For a host of reasons, not least the fact they have been forced to watch from afar as United spiralled towards relegation from the Premier League this term, whoever replaces Chris Wilder must help reconnect the club with its support base. Succeeding someone who twice delivered promotion and then a ninth placed top-flight finish during what was a remarkable five year reign will be tough enough with the backing of the fans. Even tougher without, given the standards they will be expected to adhere to.
True, the fans are and always will be the most important people at United. As we’ve seen in recent weeks, as some of their counterparts across the country protested against the proposed creation of a European Super League, they can also be the most influential.
But in this instance, I’d respectfully suggest the most important figures to consider are those inside the dressing room. Already consigned to the drop and having been beaten into psychological submission over the past few months, United’s squad clearly in desperate need of a pick-me-up. With several of its members likely to be lured away this summer, the next commander-in-chief must have the presence, the CV and the sheer force of personality required to convince others who might waver than it is worth sticking around for another 12 months at least. It is for precisely this reason that many folk feel Jokanovic, who led Watford and Fulham out of the Championship before joining Qatari outfit Al-Gharafa, is the outstanding candidate. (That is not to say the others don’t also have their own special qualities).
At such a critical stage of United’s development, their new gaffer or head coach, depending upon which route they decide to go down, must immediately command the respect and the attention of a group which, despite being desperately short of confidence, was effectively constructed in Wilder’s own combative image. Footballers question. They are critical and essentially - given you have to be to turn professional in the first place - pretty selfish individuals, who will quickly lose interest in listening to someone they suspect isn’t up to the job.

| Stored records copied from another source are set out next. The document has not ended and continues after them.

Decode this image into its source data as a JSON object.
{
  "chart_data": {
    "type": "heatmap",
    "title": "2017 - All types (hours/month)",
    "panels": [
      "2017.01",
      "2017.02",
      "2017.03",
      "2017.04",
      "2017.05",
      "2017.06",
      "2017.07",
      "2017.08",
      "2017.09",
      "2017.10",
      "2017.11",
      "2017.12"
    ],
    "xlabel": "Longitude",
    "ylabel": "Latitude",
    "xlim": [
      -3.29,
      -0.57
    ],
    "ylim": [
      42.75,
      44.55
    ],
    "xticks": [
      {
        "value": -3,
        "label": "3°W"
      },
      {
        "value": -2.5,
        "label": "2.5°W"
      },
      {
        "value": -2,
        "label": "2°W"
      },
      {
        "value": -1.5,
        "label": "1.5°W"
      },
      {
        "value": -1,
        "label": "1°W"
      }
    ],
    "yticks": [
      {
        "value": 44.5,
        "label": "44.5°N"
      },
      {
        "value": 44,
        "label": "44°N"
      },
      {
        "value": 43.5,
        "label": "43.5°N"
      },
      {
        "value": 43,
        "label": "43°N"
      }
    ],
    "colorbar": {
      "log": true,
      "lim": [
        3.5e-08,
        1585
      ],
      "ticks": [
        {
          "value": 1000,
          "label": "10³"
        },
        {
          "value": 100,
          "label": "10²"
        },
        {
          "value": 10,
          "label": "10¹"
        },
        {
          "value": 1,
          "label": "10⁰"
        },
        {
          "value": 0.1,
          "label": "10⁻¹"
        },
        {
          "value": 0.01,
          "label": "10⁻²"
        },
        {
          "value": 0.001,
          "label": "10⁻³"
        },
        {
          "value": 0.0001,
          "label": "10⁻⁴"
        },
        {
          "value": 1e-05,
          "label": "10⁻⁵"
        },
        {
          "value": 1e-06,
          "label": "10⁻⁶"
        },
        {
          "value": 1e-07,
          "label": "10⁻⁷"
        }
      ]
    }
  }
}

Speaking of that, and having seen plenty on social media suggesting Heckingbottom falls into that category, I find it hard to fathom the tone of some of the criticism being directed towards Heckingbottom right now. I say ‘the tone’ because even he will accept results and performances have, by and large, been disappointing on his watch. But he didn’t covet the post, was dealt a pretty crappy hand when he stepped into the breach two months ago and has been instrumental in developing some of the exciting young talents now filtering through to senior level. For that and that alone, he deserves respect.